Reblogged from azspot
In the end, Graber suggests, debt– and economic theorists– blind us to how human societies really operate. There are at least three types of human economy, which he calls communism, exchange, and hierarchy. ‘Communism’ is the helpful, altruistic systems that underlie all human society– it’s how families work, and entire villages in many cultures, and even how corporations work internally. Hierarchical exchanges are largely exactions by the rich and powerful, and their salient feature is precedent: a particular tax or tribute, once levied, becomes customary, which is one reason you should be wary of offering a gift to the king. (On the other hand, it’s rare that an elite simply does nothing but take; usually it needs to attract supporters by giving things away.)
To Graeber, economists go terribly wrong in ignoring or underestimating the non-exchange portions of the world. The whole attitude of looking at the world in terms of rational, egoistic calculation is a vast misapplication of what was originally a very narrow part of the economy– associated with debt, war, and slavery.
All of this is fascinating and eye-opening, and can be used to deepen (and darken) your view of history, or your conworld.

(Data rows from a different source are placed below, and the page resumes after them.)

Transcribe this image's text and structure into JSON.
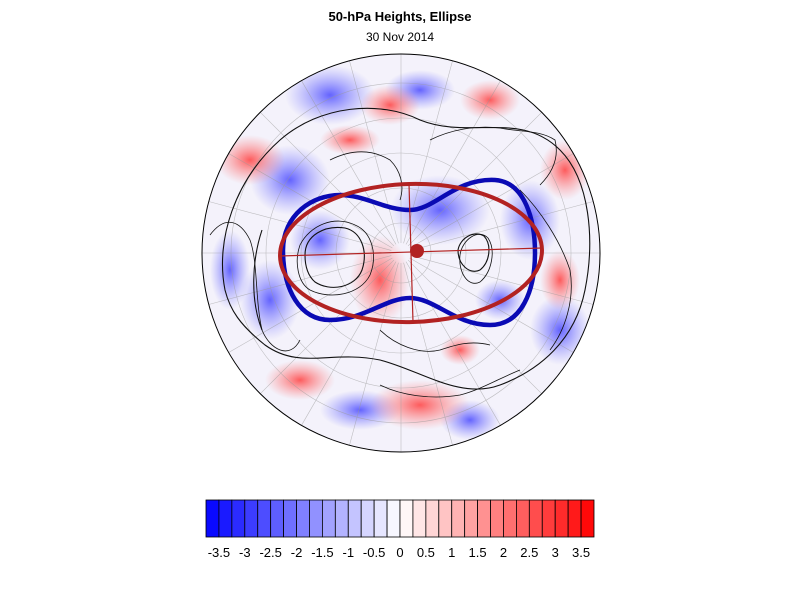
{
  "map": {
    "title": "50-hPa Heights, Ellipse",
    "date": "30 Nov 2014",
    "projection": "north-polar-stereographic",
    "fill_colors": {
      "negative": "#3b3bff",
      "positive": "#ff3b3b",
      "neutral": "#ffffff"
    },
    "fitted_ellipse_color": "#b22222",
    "contour_color": "#0a0ab4",
    "polar_marker_color": "#b22222"
  },
  "colorbar": {
    "levels": [
      -3.75,
      -3.5,
      -3.25,
      -3,
      -2.75,
      -2.5,
      -2.25,
      -2,
      -1.75,
      -1.5,
      -1.25,
      -1,
      -0.75,
      -0.5,
      -0.25,
      0,
      0.25,
      0.5,
      0.75,
      1,
      1.25,
      1.5,
      1.75,
      2,
      2.25,
      2.5,
      2.75,
      3,
      3.25,
      3.5,
      3.75
    ],
    "tick_labels": [
      "-3.5",
      "-3",
      "-2.5",
      "-2",
      "-1.5",
      "-1",
      "-0.5",
      "0",
      "0.5",
      "1",
      "1.5",
      "2",
      "2.5",
      "3",
      "3.5"
    ],
    "tick_values": [
      -3.5,
      -3,
      -2.5,
      -2,
      -1.5,
      -1,
      -0.5,
      0,
      0.5,
      1,
      1.5,
      2,
      2.5,
      3,
      3.5
    ],
    "min_color": "#0000ff",
    "max_color": "#ff0000"
  }
}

At the same time… well, for Graeber history is full of villains, and he’s often so busy flinging mud at them that he loses track of who’s worse and who we should be rooting for. E.g. he talks about the rise of coinage as something of a disaster, destroying the credit economy and ultimately turning the Roman citizens into slaves. Yet he’s already shown that debt slavery functioned with its full horribleness in pre-coinage societies, and turned the Mesopotamians into slaves. Later he provocatively suggest that the Dark Ages weren’t so dark, as the Europeans ended slavery, resisted usury, and ended the militarism of the Roman Empire. But the Middle Ages, as he well knows, replaced slavery with serfdom, and threw out the political and technological advances of the ancients.